L’urgenza delle grandi sfide globali che ci troviamo ad affrontare cresce sempre più, prima fra tutte il cambiamento climatico e la conseguente necessità di ridurre le emissioni di gas serra. La mobilità di persone e merci riveste un ruolo rilevante, ed è necessario immaginare una mobilità nuova, a misura di persona e del pianeta. Il progetto Muse, finanziato nell’ambito del programma di cooperazione Interreg V A Italia-Slovenia, è una collaborazione transfrontaliera per una mobilità universitaria sostenibile ed energeticamente efficiente che, partendo dal caso delle università, mira a definire soluzioni di mobilità a basse emissioni e adatte al territorio. Il Dipartimento di Ingegneria e Architettura dell’Università di Trieste guida la partnership del progetto, che include attori istituzionali e accademici del territorio: l’Università di Lubiana, la Regione Friuli Venezia Giulia, l’Uti del Noncello e le Agenzie di sviluppo slovene dell’area di Lubiana e dell’area di Nova Gorica. La partnership è l’embrione di quello che si vuole diventi una comunità transfrontaliera per la mobilità sostenibile.

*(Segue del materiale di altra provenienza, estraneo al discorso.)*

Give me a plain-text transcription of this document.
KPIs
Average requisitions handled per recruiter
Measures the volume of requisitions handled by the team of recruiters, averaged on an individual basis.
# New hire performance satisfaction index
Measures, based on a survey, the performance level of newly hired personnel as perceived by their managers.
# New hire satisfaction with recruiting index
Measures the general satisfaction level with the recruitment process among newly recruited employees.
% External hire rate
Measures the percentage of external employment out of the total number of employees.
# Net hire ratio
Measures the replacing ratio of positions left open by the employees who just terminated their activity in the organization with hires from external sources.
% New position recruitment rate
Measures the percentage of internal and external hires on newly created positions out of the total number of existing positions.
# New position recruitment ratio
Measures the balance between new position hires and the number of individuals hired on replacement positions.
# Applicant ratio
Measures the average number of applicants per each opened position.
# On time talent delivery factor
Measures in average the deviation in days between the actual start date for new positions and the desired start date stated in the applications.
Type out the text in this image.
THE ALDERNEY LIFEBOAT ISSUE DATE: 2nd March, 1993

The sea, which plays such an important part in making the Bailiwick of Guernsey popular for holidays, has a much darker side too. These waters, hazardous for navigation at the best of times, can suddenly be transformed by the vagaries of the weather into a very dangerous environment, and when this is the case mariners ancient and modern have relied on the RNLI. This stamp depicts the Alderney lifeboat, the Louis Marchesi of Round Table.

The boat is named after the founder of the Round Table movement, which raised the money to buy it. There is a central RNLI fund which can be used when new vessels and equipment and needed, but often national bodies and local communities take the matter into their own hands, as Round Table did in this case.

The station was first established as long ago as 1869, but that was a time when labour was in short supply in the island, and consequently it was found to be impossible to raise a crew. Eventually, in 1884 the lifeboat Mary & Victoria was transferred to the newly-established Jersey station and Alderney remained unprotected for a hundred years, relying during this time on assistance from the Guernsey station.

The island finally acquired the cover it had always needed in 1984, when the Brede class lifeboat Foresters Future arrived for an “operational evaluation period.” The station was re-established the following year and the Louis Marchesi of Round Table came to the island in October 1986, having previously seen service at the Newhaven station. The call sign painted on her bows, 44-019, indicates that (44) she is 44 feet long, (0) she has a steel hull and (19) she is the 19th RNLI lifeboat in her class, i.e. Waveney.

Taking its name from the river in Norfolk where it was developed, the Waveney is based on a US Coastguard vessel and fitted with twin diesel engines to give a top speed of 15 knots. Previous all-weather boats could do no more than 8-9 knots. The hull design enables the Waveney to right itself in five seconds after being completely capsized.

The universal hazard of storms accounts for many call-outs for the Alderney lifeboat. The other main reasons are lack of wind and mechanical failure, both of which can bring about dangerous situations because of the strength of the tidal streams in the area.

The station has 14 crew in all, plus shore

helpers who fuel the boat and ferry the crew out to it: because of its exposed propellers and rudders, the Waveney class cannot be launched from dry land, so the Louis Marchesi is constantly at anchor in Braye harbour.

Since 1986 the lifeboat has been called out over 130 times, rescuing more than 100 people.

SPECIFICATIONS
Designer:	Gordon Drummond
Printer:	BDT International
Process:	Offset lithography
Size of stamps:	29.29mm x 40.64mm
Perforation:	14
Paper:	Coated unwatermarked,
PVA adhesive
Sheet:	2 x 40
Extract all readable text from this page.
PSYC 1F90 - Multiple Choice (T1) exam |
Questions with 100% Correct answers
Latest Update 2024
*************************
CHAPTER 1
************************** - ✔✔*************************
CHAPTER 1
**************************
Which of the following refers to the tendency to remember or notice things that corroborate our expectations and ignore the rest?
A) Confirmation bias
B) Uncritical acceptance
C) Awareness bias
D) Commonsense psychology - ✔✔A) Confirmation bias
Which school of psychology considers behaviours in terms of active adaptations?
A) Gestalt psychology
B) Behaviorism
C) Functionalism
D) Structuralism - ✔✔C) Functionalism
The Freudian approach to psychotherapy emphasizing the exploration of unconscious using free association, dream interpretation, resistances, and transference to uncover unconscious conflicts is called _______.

Il progetto, che si concluderà a settembre 2020, porterà molteplici risultati. Innanzi tutto sono state definite delle linee guida, basate sull’analisi delle soluzioni organizzative e tecnologiche oggi disponibili, da cui nasce un vero e proprio piano d’azione, volto a supportare le amministrazioni territoriali nella definizione delle proprie politiche di mobilità. Inoltre, sono stati realizzati progetti pilota, tra cui due stazioni di ricarica per veicoli elettrici e due per biciclette elettriche, tutte alimentate da energia solare. “Il progetto si basa sull’idea fondamentale  che le politiche di mobilità sostenibile debbano essere costruite coinvolgendo da subito tutti gli attori chiave: cittadinanza, istituzioni, operatori e aziende di trasporto, esperti del mondo accademico devono collaborare per far emergere soluzioni fondate dal punto di vista scientifico, specifiche e adatte per il territorio, che soddisfino il cittadino e minimizzino l’impatto sull’ambiente.